What are the responsibilities and job description for the Site Reliability Manager - Director - Hybrid position at Gravity IT Resources?
This is a direct hire opportunity
SRE Manager - Director
Global Technology and Data (GTD)
Location: Charlotte, NC - Hybrid onsite 3 days a week
Salary plus 25% bonus
Job Summary
Highly skilled and motivated SRE Manager/Director to lead our global Site Reliability Engineering team. In this role, you will be responsible for building a high-performing team to manage the reliability, scalability, and performance of our cloud and on-premise infrastructure and services. This newly created role is an exciting opportunity for the right leader to build a global team that can proactively support services as they transition to modern, cloud-based solutions.
Key Responsibilities:
- Lead the expansion of SRE practices from a small and high performing team to a larger global function incorporating on-premise infrastructure technologies.
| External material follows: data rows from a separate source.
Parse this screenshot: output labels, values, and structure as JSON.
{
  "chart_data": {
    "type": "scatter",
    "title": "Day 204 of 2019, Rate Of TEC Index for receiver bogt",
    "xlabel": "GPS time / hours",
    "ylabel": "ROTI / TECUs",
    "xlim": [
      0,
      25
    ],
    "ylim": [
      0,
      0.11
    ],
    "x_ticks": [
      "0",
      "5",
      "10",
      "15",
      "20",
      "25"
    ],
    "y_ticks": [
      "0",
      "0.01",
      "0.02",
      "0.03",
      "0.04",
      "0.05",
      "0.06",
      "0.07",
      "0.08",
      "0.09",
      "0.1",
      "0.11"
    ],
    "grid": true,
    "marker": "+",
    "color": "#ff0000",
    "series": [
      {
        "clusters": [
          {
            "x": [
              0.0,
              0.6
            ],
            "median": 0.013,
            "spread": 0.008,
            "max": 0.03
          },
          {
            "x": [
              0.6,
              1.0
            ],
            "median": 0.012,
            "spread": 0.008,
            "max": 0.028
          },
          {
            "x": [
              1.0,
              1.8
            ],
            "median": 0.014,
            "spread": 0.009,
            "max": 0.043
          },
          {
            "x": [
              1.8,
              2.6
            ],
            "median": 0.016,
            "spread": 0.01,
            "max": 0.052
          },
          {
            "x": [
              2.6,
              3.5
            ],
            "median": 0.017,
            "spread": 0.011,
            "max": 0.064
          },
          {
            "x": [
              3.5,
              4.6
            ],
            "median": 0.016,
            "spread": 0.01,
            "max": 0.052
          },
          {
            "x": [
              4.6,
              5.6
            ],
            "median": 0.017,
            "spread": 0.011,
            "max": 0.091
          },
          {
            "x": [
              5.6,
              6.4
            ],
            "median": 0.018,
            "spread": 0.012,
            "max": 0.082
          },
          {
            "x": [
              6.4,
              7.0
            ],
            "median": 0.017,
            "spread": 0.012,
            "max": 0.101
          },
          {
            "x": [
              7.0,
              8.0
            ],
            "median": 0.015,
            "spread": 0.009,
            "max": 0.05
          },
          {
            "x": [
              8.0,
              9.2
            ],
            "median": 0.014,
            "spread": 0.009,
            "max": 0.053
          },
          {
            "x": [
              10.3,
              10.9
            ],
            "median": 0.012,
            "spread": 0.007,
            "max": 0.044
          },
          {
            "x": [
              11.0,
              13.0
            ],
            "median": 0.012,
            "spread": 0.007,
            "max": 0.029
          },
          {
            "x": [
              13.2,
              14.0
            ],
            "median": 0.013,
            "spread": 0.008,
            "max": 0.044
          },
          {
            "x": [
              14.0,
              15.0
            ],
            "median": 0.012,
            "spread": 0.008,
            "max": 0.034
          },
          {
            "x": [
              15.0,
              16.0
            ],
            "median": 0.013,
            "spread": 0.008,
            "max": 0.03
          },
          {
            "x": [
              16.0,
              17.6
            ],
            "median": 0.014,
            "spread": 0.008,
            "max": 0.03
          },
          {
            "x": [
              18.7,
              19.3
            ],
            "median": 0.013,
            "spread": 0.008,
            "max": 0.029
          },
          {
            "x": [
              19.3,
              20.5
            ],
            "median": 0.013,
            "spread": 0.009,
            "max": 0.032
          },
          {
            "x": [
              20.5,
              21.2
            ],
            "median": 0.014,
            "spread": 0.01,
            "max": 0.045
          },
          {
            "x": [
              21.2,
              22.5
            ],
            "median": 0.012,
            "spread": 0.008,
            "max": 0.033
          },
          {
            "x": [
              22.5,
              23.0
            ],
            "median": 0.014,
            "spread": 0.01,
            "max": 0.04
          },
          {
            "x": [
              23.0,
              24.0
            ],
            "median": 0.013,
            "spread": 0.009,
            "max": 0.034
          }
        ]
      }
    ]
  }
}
- Evaluate current operational workflows and RACIs, identify toil and complete assessment of skills across the global team.
- Execute a comprehensive roadmap to transition reactive operational day to day activities into proactive, SRE-aligned processes with a focus on reliability, automation, observability, and incident management.
- Upskill team members through tailored training programs on SRE principles, cloud operations and automation tools.
- Collaborate with architects, platform engineering, ServiceNow developers and application teams to define and implement an observability framework in order to enhance proactive incident detection and reduce MTTR.
- Define and implement an automation framework to ensure sustainable, responsible, and effective use of automation to reduce toil and risk.
- Define and regularly review SLIs, SLOs, SLAs, error budgets, and incident response processes.
- Oversee recruitment, orientation, and professional development of the global SRE team.
- Foster a high-performing team culture.
- Build strong relationships with internal and external stakeholders.
- Prepare and present reports on operational performance.
- Oversee incident response and post-incident analysis processes
Key Requirements:
- Proven experience in building and leading Operational and Engineering teams.
- Adept at fostering collaboration between SRE and application development teams to drive operational excellence, reduce downtime, and help application teams accelerate delivery cycles.
- Have defined and monitored SRE principles including SLIs, SLOs, SLAs, error budgets, and incident response strategies.
- Has overseen incident response processes, skilled in post-incident analysis and conducting blameless post-mortems with multiple teams, driving proactive measures to prevent future incidents.
- Experience of spearheading automation initiatives using Terraform, and significantly reducing infrastructure provisioning time.
- Experience of Monitoring & Observability tools such as Logic Monitor, Azure Monitor, Prometheus, Grafana, Dynatrace and Splunk.
- Experience with ServiceNow and Azure DevOps and solid understanding of Agile, ITIL and ITSM frameworks.
- Strong expertise in Azure technologies. Experience with other CSPs highly beneficial.
- Proficiency in IaC tools including Terraform.
- Experience with Sharepoint administration highly beneficial.
- Experience with container orchestration.
- Strong scripting or programming skills (e.g., Python, Powershell).
- Excellent communication skills.
- Experience in managing other managers highly beneficial.
Salary : $124,000 - $180,000